Monday, June 27, 2011

Back in Bethel

If you're wondering what Bethel, Alaska looks like without all that ice and snow, look no further:  There is grass!  Trees with green leaves!  Daylight until 1 am!  And lots & lots of rain which produces copious amounts of mud.  I forgot my umbrella, but I did arrive equipped with an insanely cheery pair of child-size "fireman style" rubber boots:
I'm staying at one of the hospital-owned apartments next door to the jail (I will not lie--the barbed wire fence does give off penitentiary vibes).  So far, the prisoners have been extremely quiet and neighborly.  There is a super muddy trail leading from the apartments straight to the hospital that can be traversed in less than 5 minutes.  It's hard to believe that I can squeeze through the narrow gap between two barbed wire fences--wearing all my waterproof gear and my internal frame pack--without setting off several alarms and alerting the Alaska State Troopers.

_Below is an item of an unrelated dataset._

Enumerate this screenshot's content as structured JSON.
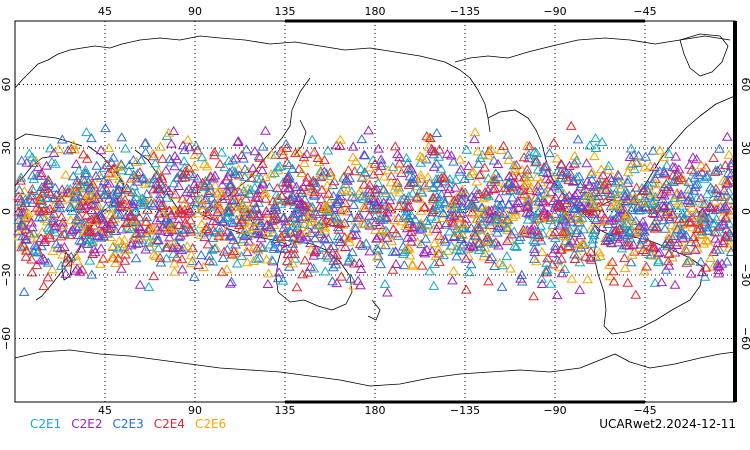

Meanwhile, back on the inpatient wards, I feel like I'm swimming in jello,  and everything I do is soooo slow and cumbersome.  I have a large service of patients who have been here forever, many with tricky family dynamics that must be navigated carefully.  The RMT calls are as crazy as I remembered, and today's top prize goes to a call about a 79-yr-old woman who had chest pain, then dramatically collapsed in the doorway of the village clinic, then went into bradycardia with a pulse of 40 followed by a seizure after receiving one dose of nitroglycerin.  After being medevac'd to the ER, she was found to have a very low hemoglobin of 6!  Oh Bethel, how I've missed you...

1 comment:

thistljm said...

Yay! Love the shout out to correctional medicine! They had nearly the same sign in front of my prison. Can't wait to hear more Klondike adventures.